We Have Been Given More

The Lord withholds no good thing (Psalm 84:11), and that is because He is every good thing. And in this season, he has given me more of himself than I could ever ask for. What bigger blessing can we be given than receiving more of God himself? I have grown to be thankful for the trials because the trials are where we find hope, where our faith is strengthened, and where we learn to trust where we did not before; the Lord will not put our hearts to shame (Romans 5:5). Walking in the valley with Jesus is just as precious as walking with him in the light, and sharing in his suffering will do far better things for us than sitting in comfort (1 Peter 4:13).

As has been my anthem since the day the Lord saved my soul, I can say that Jesus is enough for me. Some days I have to fight to proclaim that more than others, but it still holds. Friends, we can say with David that the Lord is our portion and cup. We can rejoice in our beautiful inheritance to come. We will not be shaken, because God is at our right hand sustaining our every breath. Our hearts can be glad because we are secure in him. He has made known to us the paths of life, and in him, we can experience fullness of joy (Psalm 16). The Lord has granted me peace I cannot understand. He has aligned my heart’s desires with his will: wait and pray faithfully that hearts will be changed, and his glory will be magnified, even if the answer is “no.” It is a humbling experience knowing that when we pray for the Lord’s will to happen and for God to be glorified, the answer is always “yes” in Christ; it is a guarantee (1 John 5:14, 2 Corinthians 1:20). 

Turn Your Eyes to Jesus

As I look back over the past few months, I would not trade it for anything. The Lord has shaped my heart in ways I did not know it could be shaped and has given me grace for every moment. He has shown me his kindness, forgiveness, and love and has equipped me to extend it to others, reminding me all the while that I am the chief of sinners. This season has made me long for heaven, earnestly asking that the Lord complete his work in me and take me home, for that would be my greatest possible gain (Philippians 1:21). Trials shape us in a lot of ways, and one way is to remind us that this world is not our home, further reminding us of the victory bought by Christ’s blood (Hebrews 13:14).

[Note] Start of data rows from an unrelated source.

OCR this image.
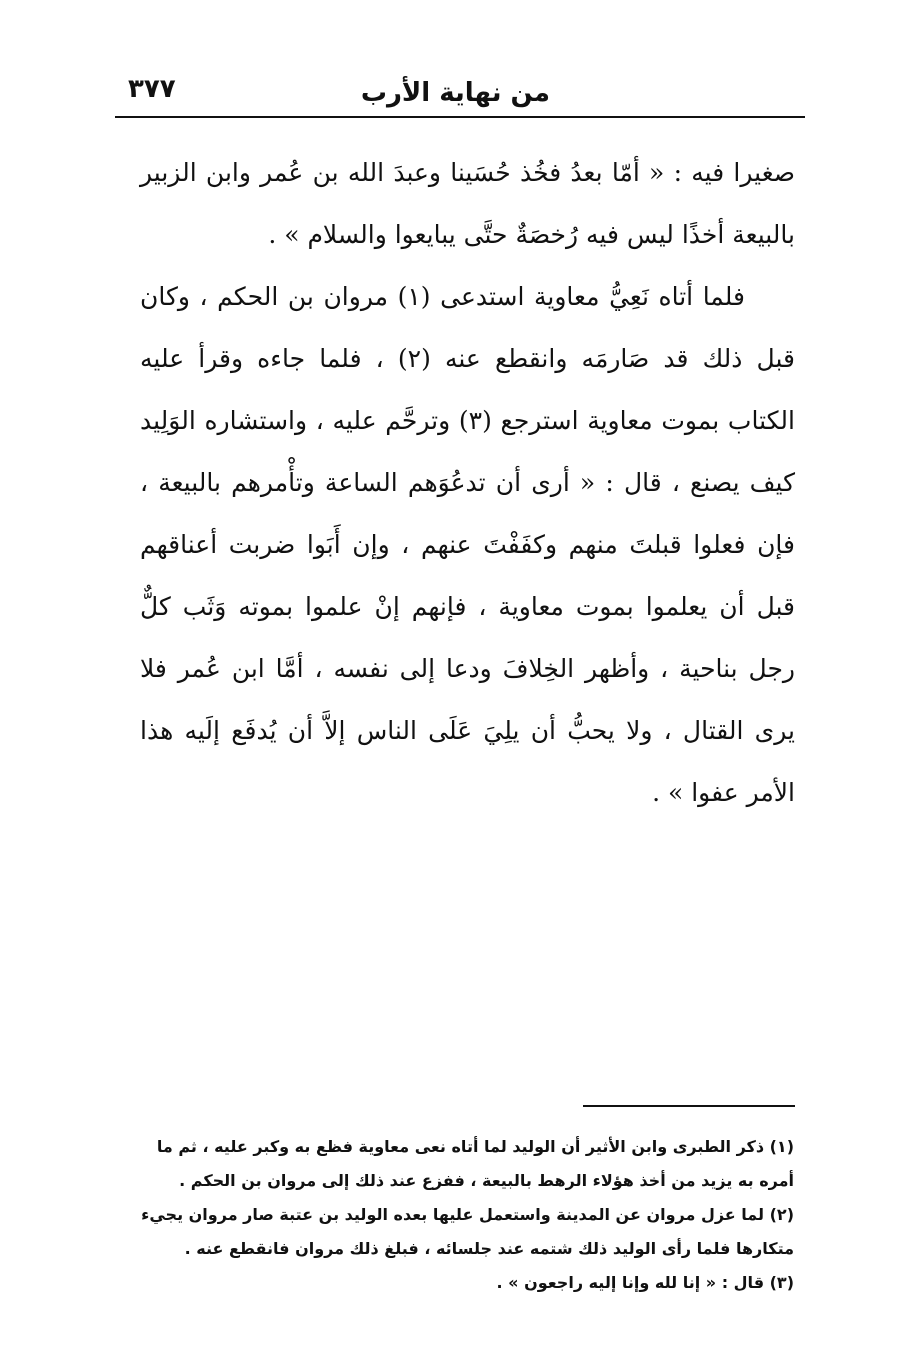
من نهاية الأرب
٣٧٧

صغيرا فيه : « أمّا بعدُ فخُذ حُسَينا وعبدَ الله بن عُمر وابن الزبير بالبيعة أخذًا ليس فيه رُخصَةٌ حتَّى يبايعوا والسلام » .

فلما أتاه نَعِيُّ معاوية استدعى (١) مروان بن الحكم ، وكان قبل ذلك قد صَارمَه وانقطع عنه (٢) ، فلما جاءه وقرأ عليه الكتاب بموت معاوية استرجع (٣) وترحَّم عليه ، واستشاره الوَلِيد كيف يصنع ، قال : « أرى أن تدعُوَهم الساعة وتأْمرهم بالبيعة ، فإن فعلوا قبلتَ منهم وكفَفْتَ عنهم ، وإن أَبَوا ضربت أعناقهم قبل أن يعلموا بموت معاوية ، فإنهم إنْ علموا بموته وَثَب كلٌّ رجل بناحية ، وأظهر الخِلافَ ودعا إلى نفسه ، أمَّا ابن عُمر فلا يرى القتال ، ولا يحبُّ أن يلِيَ عَلَى الناس إلاَّ أن يُدفَع إلَيه هذا الأمر عفوا » .

(١) ذكر الطبرى وابن الأثير أن الوليد لما أتاه نعى معاوية فظع به وكبر عليه ، ثم ما أمره به يزيد من أخذ هؤلاء الرهط بالبيعة ، ففزع عند ذلك إلى مروان بن الحكم .

(٢) لما عزل مروان عن المدينة واستعمل عليها بعده الوليد بن عتبة صار مروان يجيء متكارها فلما رأى الوليد ذلك شتمه عند جلسائه ، فبلغ ذلك مروان فانقطع عنه .

(٣) قال : « إنا لله وإنا إليه راجعون » .
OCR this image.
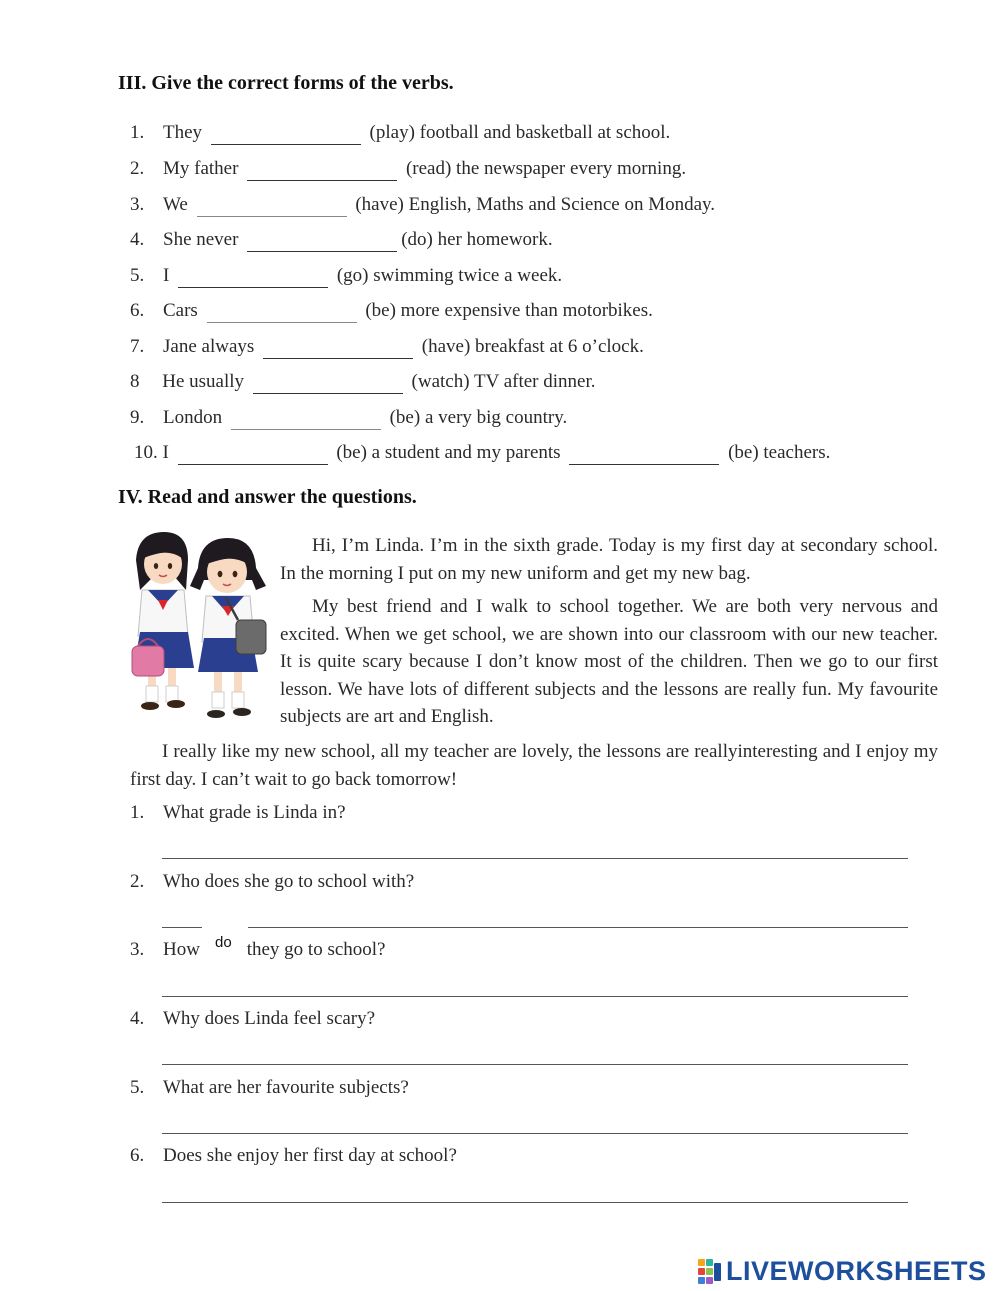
III. Give the correct forms of the verbs.
1. They	(play) football and basketball at school.
2. My father	(read) the newspaper every morning.
3. We	(have) English, Maths and Science on Monday.
4. She never	(do) her homework.
5. I	(go) swimming twice a week.
6. Cars	(be) more expensive than motorbikes.
7. Jane always	(have) breakfast at 6 o’clock.
8 He usually	(watch) TV after dinner.
9. London	(be) a very big country.
10. I	(be) a student and my parents	(be) teachers.
IV. Read and answer the questions.
Hi, I’m Linda. I’m in the sixth grade. Today is my first day at secondary school. In the morning I put on my new uniform and get my new bag.
My best friend and I walk to school together. We are both very nervous and excited. When we get school, we are shown into our classroom with our new teacher. It is quite scary because I don’t know most of the children. Then we go to our first lesson. We have lots of different subjects and the lessons are really fun. My favourite subjects are art and English.
I really like my new school, all my teacher are lovely, the lessons are reallyinteresting and I enjoy my first day. I can’t wait to go back tomorrow!
1. What grade is Linda in?
2. Who does she go to school with?
3. How they go to school?
do
4. Why does Linda feel scary?
5. What are her favourite subjects?
6. Does she enjoy her first day at school?
LIVEWORKSHEETS
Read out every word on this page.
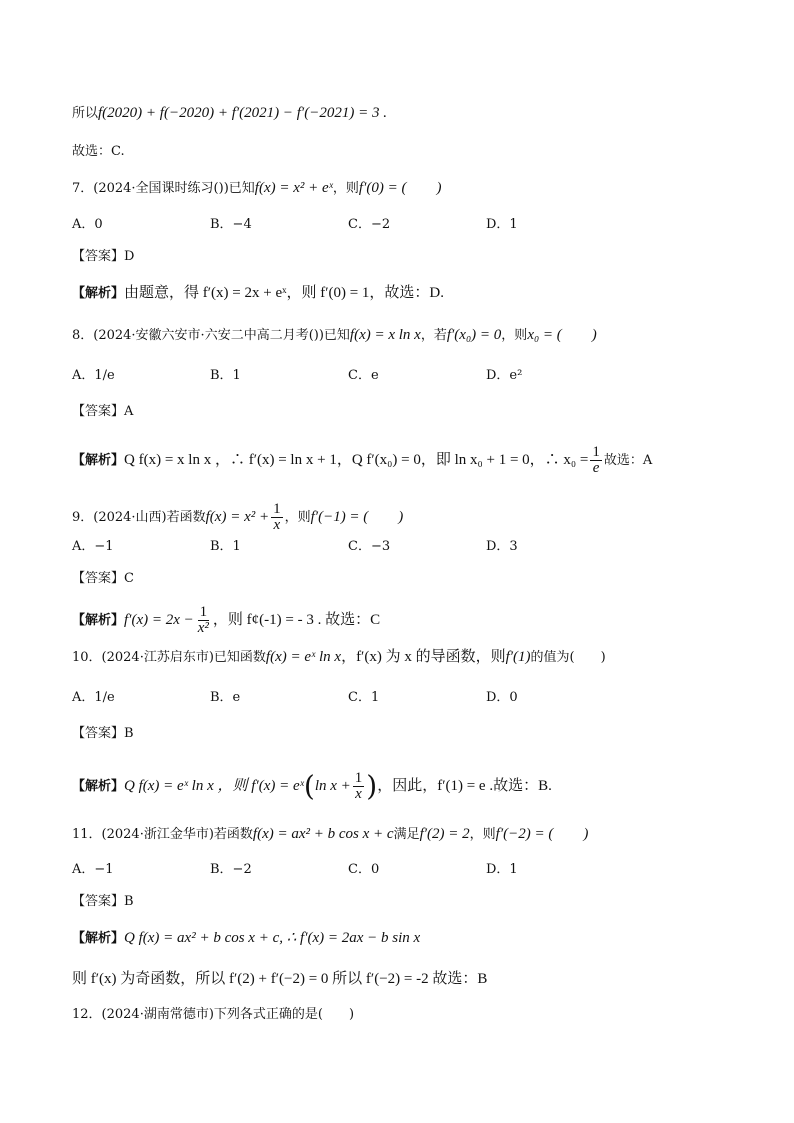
所以f(2020) + f(−2020) + f′(2021) − f′(−2021) = 3 .
故选：C.
7．(2024·全国课时练习())已知f(x) = x² + eˣ，则f′(0) = (　　)
A．0	B．−4	C．−2	D．1
【答案】D
【解析】由题意，得 f′(x) = 2x + eˣ，则 f′(0) = 1，故选：D.
8．(2024·安徽六安市·六安二中高二月考())已知f(x) = x ln x，若f′(x₀) = 0，则x₀ = (　　)
A．1/e	B．1	C．e	D．e²
【答案】A
【解析】Q f(x) = x ln x ，∴ f′(x) = ln x + 1，Q f′(x₀) = 0，即 ln x₀ + 1 = 0，∴ $x_0 = \frac{1}{e}$ 故选：A
9．(2024·山西)若函数$f(x) = x^2 + \frac{1}{x}$ ，则f′(−1) = (　　)
A．−1	B．1	C．−3	D．3
【答案】C
【解析】$f'(x) = 2x - \frac{1}{\text{x²}}$ ，则 f¢(-1) = - 3 . 故选：C
10．(2024·江苏启东市)已知函数f(x) = eˣ ln x，f′(x) 为 x 的导函数，则f′(1)的值为(　　)
A．1/e	B．e	C．1	D．0
【答案】B
【解析】Q f(x) = eˣ ln x ，则 f′(x) = eˣ(ln $x + \frac{1}{x}$ )，因此，f′(1) = e .故选：B.
11．(2024·浙江金华市)若函数f(x) = ax² + b cos x + c满足f′(2) = 2，则f′(−2) = (　　)
A．−1	B．−2	C．0	D．1
【答案】B
【解析】Q f(x) = ax² + b cos x + c, ∴ f′(x) = 2ax − b sin x
则 f′(x) 为奇函数，所以 f′(2) + f′(−2) = 0 所以 f′(−2) = -2 故选：B
12．(2024·湖南常德市)下列各式正确的是(　　)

The Lord has held every one of my tears in his hand, just as he holds yours, and I know he will not stop now (Psalm 56:8). How amazing is it that we serve a God that groans and intercedes on our behalf (Romans 8:26)? When God brought the Israelites out of Egypt to wander in the desert, he did not lead them there to forsake them. Instead, he provided for their every need and brought them to a place of abundance (Psalm 66:10-12). The Lord will not forsake you, and he will supply your every need (Philippians 4:19). May we be a people who, when stricken with sorrow, rejoice (2 Corinthians 6:10) knowing that Christ has overcome the world (John 16:33). Oh, brothers and sisters, taste and see that the Lord is good; sing for joy, and know that the trials are for your glory.